Ah yes, Don’t Look Now. Nic Roeg’s classic psychosexual mindfuck has enjoyed something of a critical renaissance in recent years, as have an array of other horror classics, including Theatre Of Blood and The Wicker Man - coincidentally, movies also endorsed by the League. Are they sick of talking about the influence those films have exerted on their work at this stage?
“Yeah, definitely,” groans Mark. “It’s funny, with those films you’re mentioning – and obviously we don’t want to make any claims – it kind of feels like nobody was talking about them the way they do now, before we started citing them. And now they’re all we get asked about (laughs). We get requests to go and talk about them pretty much every other week, particularly Don’t Look Now, and yeah, it feels we’ve discussed them more than enough at this stage. Although one new piece of information bought to my attention recently is that Donald Sutherland wears a wig in the film, which I couldn’t believe. That’s one of those bits of movie trivia you’re kind of in two minds about discovering (laughs).”
Since the League got their big break with their TV commission in 1998, Gatiss certainly hasn’t been slow about helping out other comedians, most recently serving as script editor on Matt Lucas and David Walliams’ Little Britain, and acting in Julia Davis’ Nighty Night. Was he surprised at the enormous success enjoyed by both shows?

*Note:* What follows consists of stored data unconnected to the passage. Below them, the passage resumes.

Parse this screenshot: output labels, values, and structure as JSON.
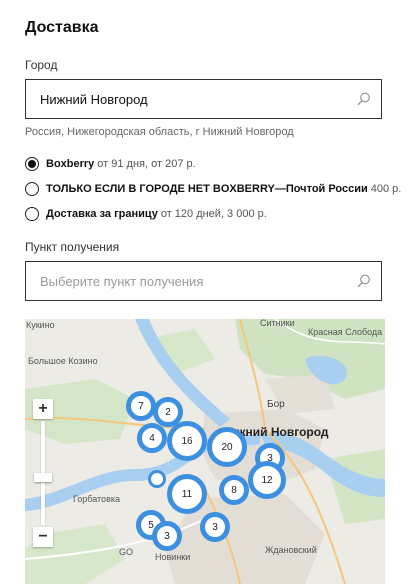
{
  "heading": "Доставка",
  "city": {
    "label": "Город",
    "value": "Нижний Новгород",
    "hint": "Россия, Нижегородская область, г Нижний Новгород"
  },
  "delivery_options": [
    {
      "name": "Boxberry",
      "detail": "от 91 дня, от 207 р.",
      "selected": true
    },
    {
      "name": "ТОЛЬКО ЕСЛИ В ГОРОДЕ НЕТ BOXBERRY—Почтой России",
      "detail": "400 р.",
      "selected": false
    },
    {
      "name": "Доставка за границу",
      "detail": "от 120 дней, 3 000 р.",
      "selected": false
    }
  ],
  "pickup": {
    "label": "Пункт получения",
    "placeholder": "Выберите пункт получения"
  },
  "map": {
    "labels": {
      "kukino": "Кукино",
      "sitniki": "Ситники",
      "krasnaya_sloboda": "Красная Слобода",
      "bolshoe_kozino": "Большое Козино",
      "bor": "Бор",
      "nizhny": "Нижний Новгород",
      "gorbatovka": "Горбатовка",
      "novinki": "Новинки",
      "zhdanovsky": "Ждановский",
      "go": "GO"
    },
    "clusters": [
      "7",
      "2",
      "4",
      "16",
      "20",
      "3",
      "12",
      "",
      "11",
      "8",
      "5",
      "3",
      "3"
    ],
    "zoom": {
      "in": "+",
      "out": "−",
      "handle": ":::"
    }
  },
  "colors": {
    "cluster": "#3d8fe0",
    "water": "#a9cff0"
  }
}
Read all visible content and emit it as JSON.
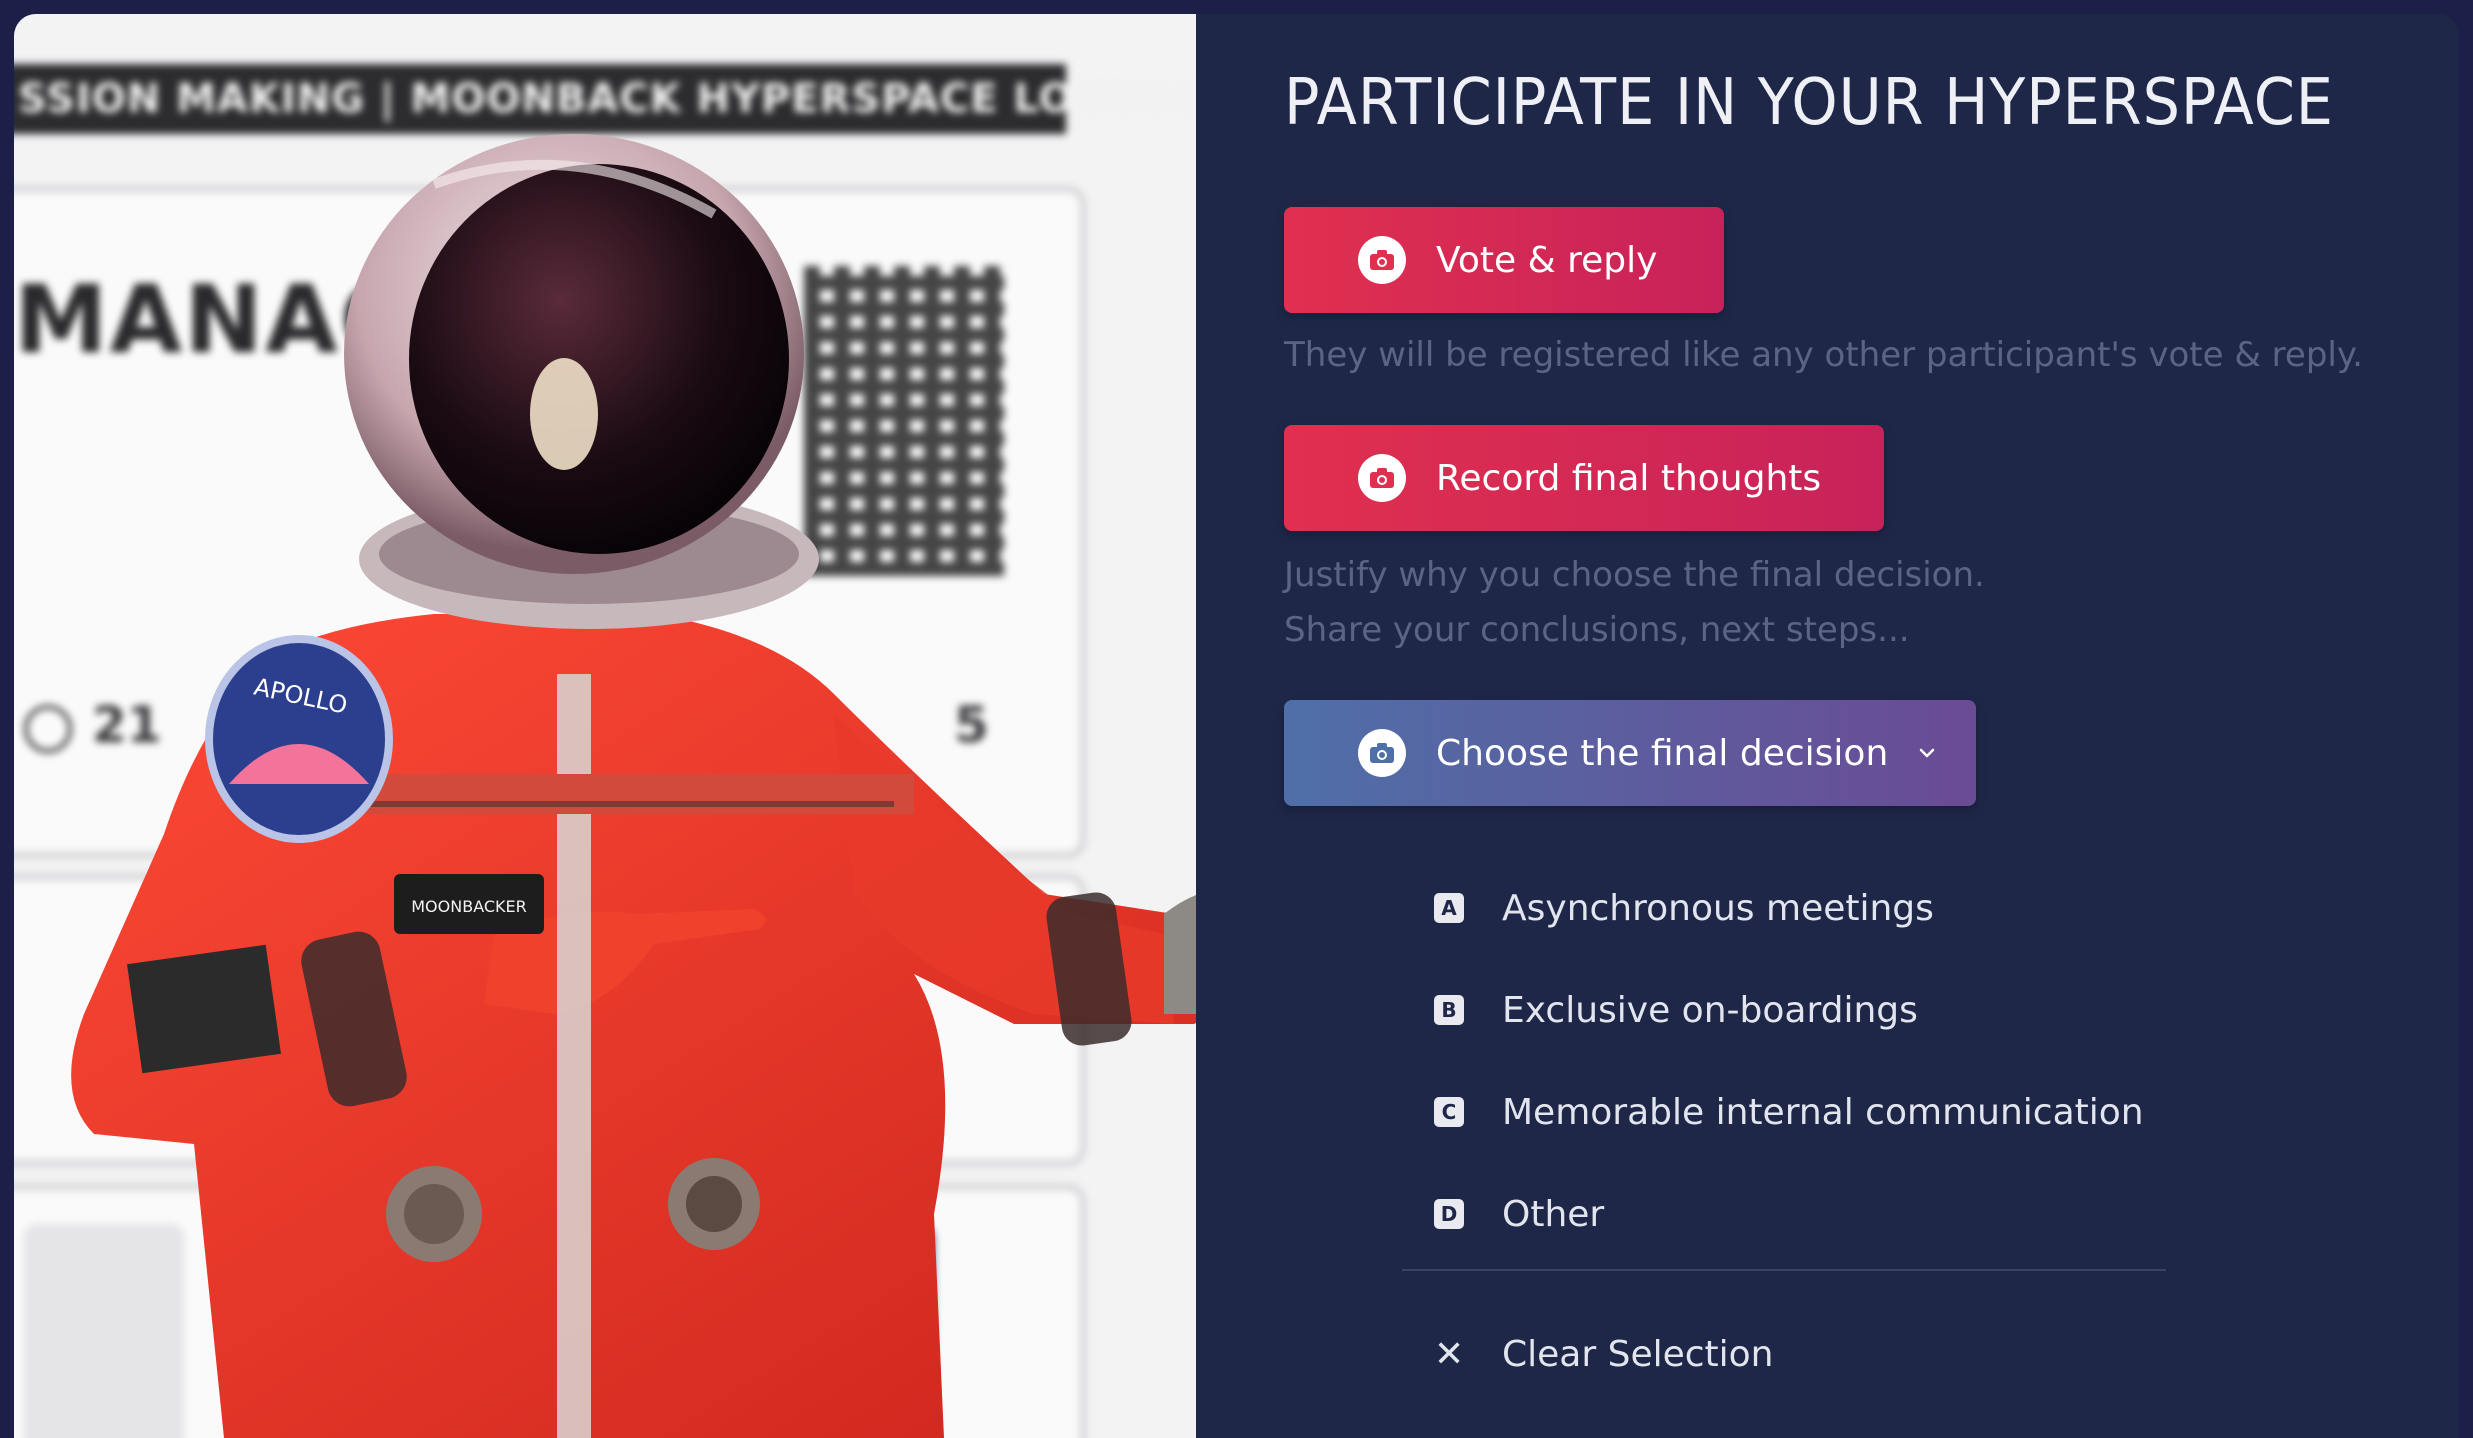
{
  "logbook": {
    "header": "SSION MAKING | MOONBACK HYPERSPACE LOGBOOK",
    "title": "MANAGEM",
    "stats": [
      "21",
      "5"
    ]
  },
  "astronaut": {
    "patch_text": "APOLLO",
    "name_tag": "MOONBACKER"
  },
  "panel": {
    "title": "PARTICIPATE IN YOUR HYPERSPACE",
    "vote_button": {
      "label": "Vote & reply",
      "icon": "camera-icon",
      "help": "They will be registered like any other participant's vote & reply."
    },
    "record_button": {
      "label": "Record final thoughts",
      "icon": "camera-icon",
      "help_lines": [
        "Justify why you choose the final decision.",
        "Share your conclusions, next steps..."
      ]
    },
    "choose_button": {
      "label": "Choose the final decision",
      "icon": "camera-icon",
      "dropdown_icon": "chevron-down-icon"
    },
    "options": [
      {
        "key": "A",
        "label": "Asynchronous meetings"
      },
      {
        "key": "B",
        "label": "Exclusive on-boardings"
      },
      {
        "key": "C",
        "label": "Memorable internal communication"
      },
      {
        "key": "D",
        "label": "Other"
      }
    ],
    "clear": {
      "label": "Clear Selection",
      "icon": "close-icon"
    }
  },
  "colors": {
    "background": "#1c1f47",
    "panel": "#1f2749",
    "button_red": "#e0304f",
    "button_blue": "#4f6fa8",
    "button_purple": "#6a4b94",
    "muted_text": "#5b6484"
  }
}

“Nighty Night has been huge, although it was quite a troubled production,” reflects Mark. “It was a very interesting time we had working on it last year, one of the funniest times I ever had, actually. It was very hard work, a lot of it was very last minute, and we weren’t at all sure how it was going to go down. But I don’t know, people seem to be so much more receptive to these wild, left-field ideas these days, it’s hard to know where the mainstream ends and the underground begins any more.”
Does he feel the League are at least partly responsible for blurring the lines?
“We paved the way!” he bellows in mock-outrage. “But seriously, I think things change around you, the mainstream changes, and I do think that Little Britain wouldn’t be able to go on BBC1 if we hadn’t done what we’d done on BBC2. It would probably have been too much of a leap to have something so in-your-face. And it’s not so much that people become blasé about risky material or become inured to shock, it’s more to do with the fact that tastes change, and you’ve got a younger generation now who are more open to the envelope being pushed when it comes to swearing or imagery, or to humour that’s based on darker themes.”
And there we must leave them. They made one of the best British comedy shows of all time, the film is progressing nicely, and - to top it all - they’re as personable and humourous a group of blokes as you could hope to meet.
A league of extraordinary gentlemen, indeed.